His Honour concluded that Mr. Cogan had achieved an excellent result for his client. He pointed to the following:

  • Mr. Cogan had assumed great financial risk in relation to experts’ fees and his own time (the total amount of both was estimated to be over $1 million).
  • When he took over the case, there was a substantial risk of failure on the issue of causation, since only 2% of cerebral palsy cases can be attributed to inappropriate obstetrical care.
  • The reasonable expectation of the plaintiffs was that they would recover nothing or up to $4 million to $6 million. The latter range is based on prior decided cases involving cerebral palsy and the opinion expressed by the case management Master at the settlement conference. As Justice Smith noted, the actual recovery was approximately double the maximum amount that the plaintiffs could reasonably have expected to recover.

With respect to the fairness of the contingency fee agreement itself, Justice Smith was influenced by the fact that the parents were both chartered accountants. He held that they had freely entered into the agreement and that they had understood it.

In considering whether or not the proposed fee was reasonable, Justice Smith took into account, in addition to the factors above, “access to justice”. He held that contingency fees promote the objective “of ensuring that injured children have access to the courts to recover damages for injuries suffered, which were caused by some other person’s negligence”. His Honour emphasized that an injured child should have the right to enter into a contingency fee arrangement through his or her litigation guardian and that “substantial weight should be given to a contingency agreement entered into by a sophisticated party who considered and weighed the risks involved and acted in the best interests of the child”.

He rejected the argument of the Children’s Lawyer, who had approached the case by considering what would be appropriate as a premium over and above the hourly rates of the lawyer, “in the same manner as if the contingency fee arrangement had never been made”. Such an approach would, he said, “effectively deny the benefit of contingency agreements to injured children and limit the fee arrangements to a solicitor’s hourly rate plus a premium, which was the situation before the amendments to allow contingency fees were made”.

His Honour did comment on the Marcoccia and Rivera cases, distinguishing them from this one. He said that in Marcoccia, there had been no contingency fee agreement but rather, fees had been computed on an hourly rate plus an adjustment factor. (In fact, there was a contingency agreement by the end of that case. It appears that the fee arrangement may have changed after a partial settlement reached in October, 2006. See here for Justice Moore’s decision with respect to the defendant’s motion for leave to participate in the court approval of the contingency fee.)

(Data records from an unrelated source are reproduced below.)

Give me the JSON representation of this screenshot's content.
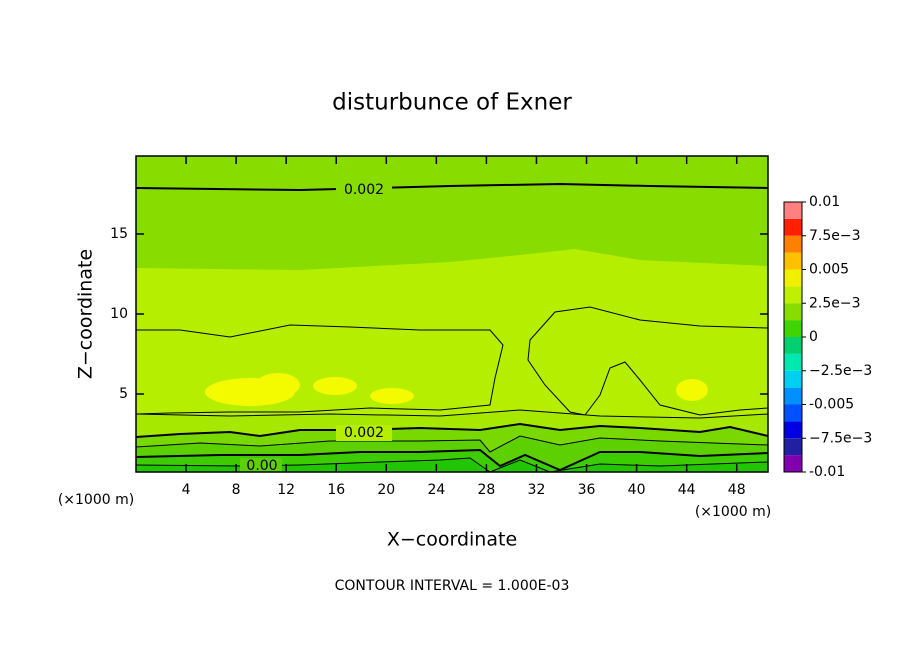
{
  "chart_data": {
    "type": "contour",
    "title": "disturbunce of Exner",
    "x_label": "X−coordinate",
    "y_label": "Z−coordinate",
    "x_unit_label": "(×1000 m)",
    "y_unit_label": "(×1000 m)",
    "footer": "CONTOUR INTERVAL = 1.000E-03",
    "contour_labels": [
      "0.002",
      "0.002",
      "0.00"
    ],
    "xlim": [
      0,
      50.5
    ],
    "ylim": [
      0.125,
      19.875
    ],
    "xticks": [
      4,
      8,
      12,
      16,
      20,
      24,
      28,
      32,
      36,
      40,
      44,
      48
    ],
    "yticks": [
      5,
      10,
      15
    ],
    "colorbar": {
      "clim": [
        -0.01,
        0.01
      ],
      "colors": [
        "#8000b0",
        "#2020a0",
        "#0000e0",
        "#0050ff",
        "#0090ff",
        "#00d0f0",
        "#00e8b0",
        "#00d070",
        "#40d400",
        "#88dc00",
        "#c0f000",
        "#f0f000",
        "#ffc000",
        "#ff8000",
        "#ff2000",
        "#ff8080"
      ],
      "ticks": [
        -0.01,
        {
          "value": -0.0075,
          "label": "−7.5e−3"
        },
        -0.005,
        {
          "value": -0.0025,
          "label": "−2.5e−3"
        },
        0,
        {
          "value": 0.0025,
          "label": "2.5e−3"
        },
        0.005,
        {
          "value": 0.0075,
          "label": "7.5e−3"
        },
        0.01
      ]
    }
  }
}
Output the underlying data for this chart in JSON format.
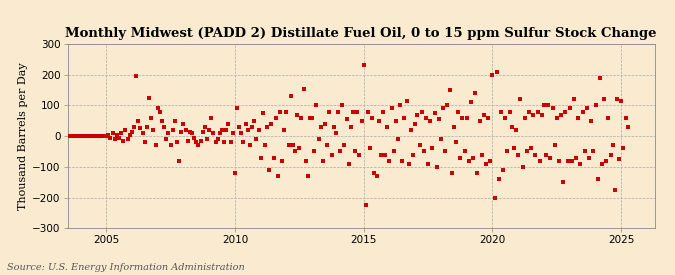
{
  "title": "Monthly Midwest (PADD 2) Distillate Fuel Oil, 0 to 15 ppm Sulfur Stock Change",
  "ylabel": "Thousand Barrels per Day",
  "source_text": "Source: U.S. Energy Information Administration",
  "background_color": "#faebd0",
  "plot_bg_color": "#faebd0",
  "marker_color": "#cc0000",
  "marker": "s",
  "marker_size": 3.5,
  "xlim": [
    2003.5,
    2026.3
  ],
  "ylim": [
    -300,
    300
  ],
  "yticks": [
    -300,
    -200,
    -100,
    0,
    100,
    200,
    300
  ],
  "xticks": [
    2005,
    2010,
    2015,
    2020,
    2025
  ],
  "grid_color": "#aaaaaa",
  "title_fontsize": 9.5,
  "ylabel_fontsize": 8,
  "tick_fontsize": 7.5,
  "source_fontsize": 7,
  "dates": [
    2003.083,
    2003.167,
    2003.25,
    2003.333,
    2003.417,
    2003.5,
    2003.583,
    2003.667,
    2003.75,
    2003.833,
    2003.917,
    2004.0,
    2004.083,
    2004.167,
    2004.25,
    2004.333,
    2004.417,
    2004.5,
    2004.583,
    2004.667,
    2004.75,
    2004.833,
    2004.917,
    2005.0,
    2005.083,
    2005.167,
    2005.25,
    2005.333,
    2005.417,
    2005.5,
    2005.583,
    2005.667,
    2005.75,
    2005.833,
    2005.917,
    2006.0,
    2006.083,
    2006.167,
    2006.25,
    2006.333,
    2006.417,
    2006.5,
    2006.583,
    2006.667,
    2006.75,
    2006.833,
    2006.917,
    2007.0,
    2007.083,
    2007.167,
    2007.25,
    2007.333,
    2007.417,
    2007.5,
    2007.583,
    2007.667,
    2007.75,
    2007.833,
    2007.917,
    2008.0,
    2008.083,
    2008.167,
    2008.25,
    2008.333,
    2008.417,
    2008.5,
    2008.583,
    2008.667,
    2008.75,
    2008.833,
    2008.917,
    2009.0,
    2009.083,
    2009.167,
    2009.25,
    2009.333,
    2009.417,
    2009.5,
    2009.583,
    2009.667,
    2009.75,
    2009.833,
    2009.917,
    2010.0,
    2010.083,
    2010.167,
    2010.25,
    2010.333,
    2010.417,
    2010.5,
    2010.583,
    2010.667,
    2010.75,
    2010.833,
    2010.917,
    2011.0,
    2011.083,
    2011.167,
    2011.25,
    2011.333,
    2011.417,
    2011.5,
    2011.583,
    2011.667,
    2011.75,
    2011.833,
    2011.917,
    2012.0,
    2012.083,
    2012.167,
    2012.25,
    2012.333,
    2012.417,
    2012.5,
    2012.583,
    2012.667,
    2012.75,
    2012.833,
    2012.917,
    2013.0,
    2013.083,
    2013.167,
    2013.25,
    2013.333,
    2013.417,
    2013.5,
    2013.583,
    2013.667,
    2013.75,
    2013.833,
    2013.917,
    2014.0,
    2014.083,
    2014.167,
    2014.25,
    2014.333,
    2014.417,
    2014.5,
    2014.583,
    2014.667,
    2014.75,
    2014.833,
    2014.917,
    2015.0,
    2015.083,
    2015.167,
    2015.25,
    2015.333,
    2015.417,
    2015.5,
    2015.583,
    2015.667,
    2015.75,
    2015.833,
    2015.917,
    2016.0,
    2016.083,
    2016.167,
    2016.25,
    2016.333,
    2016.417,
    2016.5,
    2016.583,
    2016.667,
    2016.75,
    2016.833,
    2016.917,
    2017.0,
    2017.083,
    2017.167,
    2017.25,
    2017.333,
    2017.417,
    2017.5,
    2017.583,
    2017.667,
    2017.75,
    2017.833,
    2017.917,
    2018.0,
    2018.083,
    2018.167,
    2018.25,
    2018.333,
    2018.417,
    2018.5,
    2018.583,
    2018.667,
    2018.75,
    2018.833,
    2018.917,
    2019.0,
    2019.083,
    2019.167,
    2019.25,
    2019.333,
    2019.417,
    2019.5,
    2019.583,
    2019.667,
    2019.75,
    2019.833,
    2019.917,
    2020.0,
    2020.083,
    2020.167,
    2020.25,
    2020.333,
    2020.417,
    2020.5,
    2020.583,
    2020.667,
    2020.75,
    2020.833,
    2020.917,
    2021.0,
    2021.083,
    2021.167,
    2021.25,
    2021.333,
    2021.417,
    2021.5,
    2021.583,
    2021.667,
    2021.75,
    2021.833,
    2021.917,
    2022.0,
    2022.083,
    2022.167,
    2022.25,
    2022.333,
    2022.417,
    2022.5,
    2022.583,
    2022.667,
    2022.75,
    2022.833,
    2022.917,
    2023.0,
    2023.083,
    2023.167,
    2023.25,
    2023.333,
    2023.417,
    2023.5,
    2023.583,
    2023.667,
    2023.75,
    2023.833,
    2023.917,
    2024.0,
    2024.083,
    2024.167,
    2024.25,
    2024.333,
    2024.417,
    2024.5,
    2024.583,
    2024.667,
    2024.75,
    2024.833,
    2024.917,
    2025.0,
    2025.083,
    2025.167,
    2025.25
  ],
  "values": [
    0,
    0,
    0,
    0,
    0,
    0,
    0,
    0,
    0,
    0,
    0,
    0,
    0,
    0,
    0,
    0,
    0,
    0,
    0,
    0,
    0,
    0,
    0,
    0,
    5,
    -5,
    10,
    -10,
    5,
    -5,
    10,
    -15,
    20,
    -10,
    5,
    15,
    30,
    195,
    50,
    25,
    10,
    -20,
    30,
    125,
    60,
    20,
    -30,
    90,
    80,
    50,
    30,
    -10,
    10,
    -30,
    20,
    50,
    -20,
    -80,
    15,
    40,
    20,
    -15,
    15,
    10,
    -5,
    -20,
    -30,
    -15,
    15,
    30,
    -10,
    20,
    60,
    10,
    -20,
    -10,
    10,
    20,
    -20,
    20,
    40,
    -20,
    10,
    -120,
    90,
    30,
    10,
    -20,
    40,
    20,
    -30,
    30,
    50,
    -10,
    20,
    -70,
    75,
    -30,
    30,
    -110,
    40,
    -70,
    60,
    -130,
    80,
    -80,
    20,
    80,
    -30,
    130,
    -30,
    -50,
    70,
    -40,
    60,
    155,
    -80,
    -130,
    60,
    60,
    -50,
    100,
    -10,
    30,
    -80,
    40,
    -30,
    80,
    -60,
    30,
    10,
    80,
    -50,
    100,
    -30,
    55,
    -90,
    30,
    80,
    -50,
    80,
    -60,
    50,
    230,
    -225,
    80,
    -40,
    60,
    -120,
    -130,
    50,
    -60,
    80,
    -60,
    30,
    -80,
    90,
    -50,
    50,
    -10,
    100,
    -80,
    60,
    115,
    -90,
    20,
    -60,
    40,
    70,
    -30,
    80,
    -50,
    60,
    -90,
    50,
    -40,
    75,
    -100,
    55,
    -10,
    90,
    -50,
    100,
    150,
    -120,
    30,
    -20,
    80,
    -70,
    60,
    -50,
    60,
    -80,
    110,
    -70,
    140,
    -120,
    50,
    -60,
    70,
    -90,
    60,
    -80,
    200,
    -200,
    210,
    -140,
    80,
    -110,
    60,
    -50,
    80,
    30,
    -40,
    20,
    -60,
    120,
    -100,
    60,
    -50,
    80,
    -40,
    70,
    -60,
    80,
    -80,
    70,
    100,
    -60,
    100,
    -70,
    90,
    -30,
    60,
    -80,
    70,
    -150,
    80,
    -80,
    90,
    -80,
    120,
    -70,
    60,
    -90,
    80,
    -50,
    90,
    -70,
    50,
    -50,
    100,
    -140,
    190,
    -90,
    120,
    -80,
    60,
    -60,
    -30,
    -175,
    120,
    -75,
    115,
    -40,
    60,
    30
  ]
}
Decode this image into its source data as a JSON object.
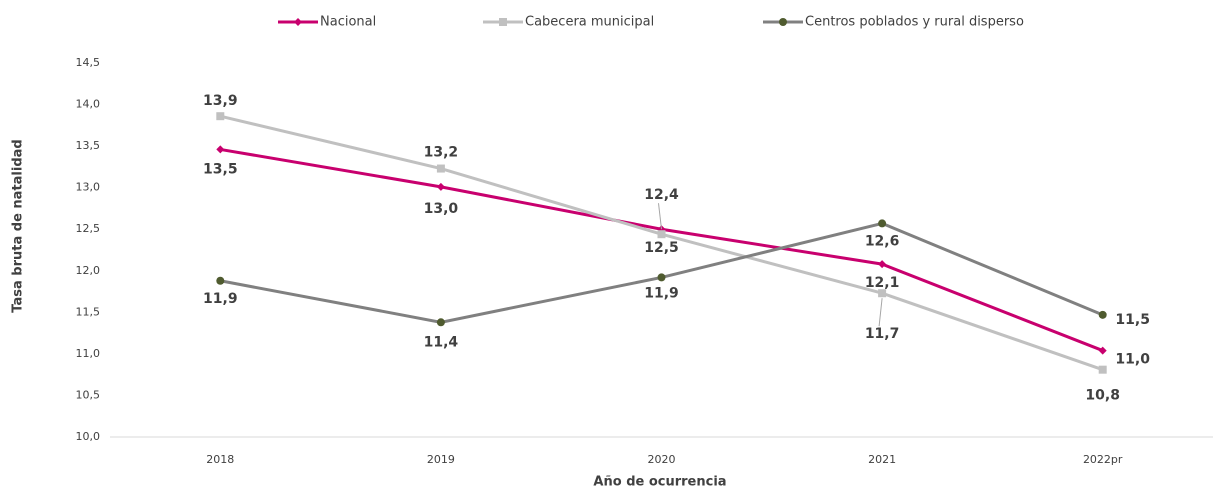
{
  "chart_data": {
    "type": "line",
    "y_label": "Tasa bruta de natalidad",
    "x_label": "Año de ocurrencia",
    "categories": [
      "2018",
      "2019",
      "2020",
      "2021",
      "2022pr"
    ],
    "series": [
      {
        "name": "Nacional",
        "color": "#c8006e",
        "marker": "diamond",
        "values": [
          13.46,
          13.01,
          12.5,
          12.08,
          11.04
        ],
        "value_labels": [
          "13,5",
          "13,0",
          "12,5",
          "12,1",
          "11,0"
        ]
      },
      {
        "name": "Cabecera municipal",
        "color": "#c0c0c0",
        "marker": "square",
        "values": [
          13.86,
          13.23,
          12.44,
          11.73,
          10.81
        ],
        "value_labels": [
          "13,9",
          "13,2",
          "12,4",
          "11,7",
          "10,8"
        ]
      },
      {
        "name": "Centros poblados y rural disperso",
        "color": "#808080",
        "marker": "circle",
        "values": [
          11.88,
          11.38,
          11.92,
          12.57,
          11.47
        ],
        "value_labels": [
          "11,9",
          "11,4",
          "11,9",
          "12,6",
          "11,5"
        ]
      }
    ],
    "ylim": [
      10,
      14.5
    ],
    "yticks": [
      {
        "value": 10,
        "label": "10,0"
      },
      {
        "value": 10.5,
        "label": "10,5"
      },
      {
        "value": 11,
        "label": "11,0"
      },
      {
        "value": 11.5,
        "label": "11,5"
      },
      {
        "value": 12,
        "label": "12,0"
      },
      {
        "value": 12.5,
        "label": "12,5"
      },
      {
        "value": 13,
        "label": "13,0"
      },
      {
        "value": 13.5,
        "label": "13,5"
      },
      {
        "value": 14,
        "label": "14,0"
      },
      {
        "value": 14.5,
        "label": "14,5"
      }
    ],
    "legend": "top"
  }
}
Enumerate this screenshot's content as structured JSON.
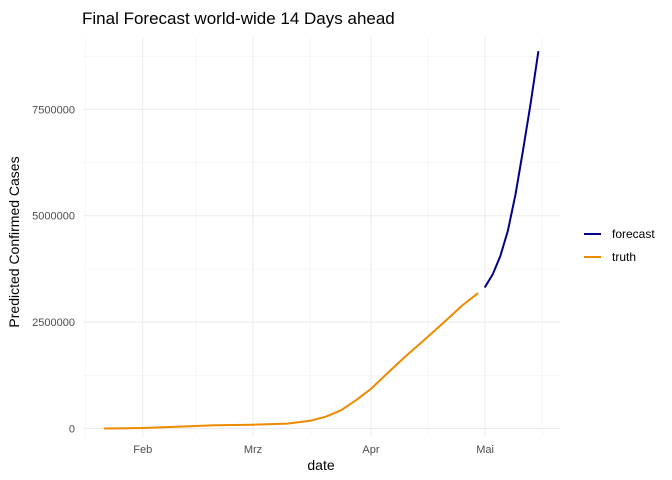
{
  "chart_data": {
    "type": "line",
    "title": "Final Forecast world-wide 14 Days ahead",
    "xlabel": "date",
    "ylabel": "Predicted Confirmed Cases",
    "x_range": [
      "2020-01-22",
      "2020-05-15"
    ],
    "ylim": [
      -200000,
      9200000
    ],
    "x_ticks": [
      {
        "date": "2020-02-01",
        "label": "Feb"
      },
      {
        "date": "2020-03-01",
        "label": "Mrz"
      },
      {
        "date": "2020-04-01",
        "label": "Apr"
      },
      {
        "date": "2020-05-01",
        "label": "Mai"
      }
    ],
    "y_ticks": [
      0,
      2500000,
      5000000,
      7500000
    ],
    "y_tick_labels": [
      "0",
      "2500000",
      "5000000",
      "7500000"
    ],
    "grid": true,
    "legend_position": "right",
    "series": [
      {
        "name": "truth",
        "color": "#ee8a00",
        "points": [
          [
            "2020-01-22",
            555
          ],
          [
            "2020-01-25",
            2000
          ],
          [
            "2020-02-01",
            12000
          ],
          [
            "2020-02-10",
            40000
          ],
          [
            "2020-02-20",
            76000
          ],
          [
            "2020-03-01",
            88000
          ],
          [
            "2020-03-10",
            115000
          ],
          [
            "2020-03-16",
            180000
          ],
          [
            "2020-03-20",
            275000
          ],
          [
            "2020-03-24",
            420000
          ],
          [
            "2020-03-28",
            660000
          ],
          [
            "2020-04-01",
            930000
          ],
          [
            "2020-04-05",
            1270000
          ],
          [
            "2020-04-10",
            1690000
          ],
          [
            "2020-04-15",
            2080000
          ],
          [
            "2020-04-20",
            2480000
          ],
          [
            "2020-04-25",
            2890000
          ],
          [
            "2020-04-29",
            3170000
          ]
        ]
      },
      {
        "name": "forecast",
        "color": "#00008b",
        "points": [
          [
            "2020-05-01",
            3330000
          ],
          [
            "2020-05-03",
            3620000
          ],
          [
            "2020-05-05",
            4050000
          ],
          [
            "2020-05-07",
            4650000
          ],
          [
            "2020-05-09",
            5500000
          ],
          [
            "2020-05-11",
            6550000
          ],
          [
            "2020-05-13",
            7650000
          ],
          [
            "2020-05-15",
            8850000
          ]
        ]
      }
    ]
  }
}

Justice Smith did agree with the statement in Marcoccia, that “any contingency fee agreement entered into with a litigation guardian ‘has no force and effect in the absence of approval by a judge’.” But he emphasized that this does not mean that the contingency agreement is to be ignored.

He noted that in Rivera too, there had been no contingency agreement. He also pointed to the fact that there had been a relatively low level of risk assumed by the solicitor in that case.

In light of the comments that were made by the panel at the recent Montebello Conference about court approval of settlements, including legal fees, it will be interesting to see the treatment given to Justice Smith’s reasons in later cases. However, the concern of the judges at Montebello and in recent decisions has been primarily to see to it that the needs of the injured person are protected. Justice Smith’s decision indicates that even very large contingency fees can be approved so long as that threshold issue is satisfactorily addressed.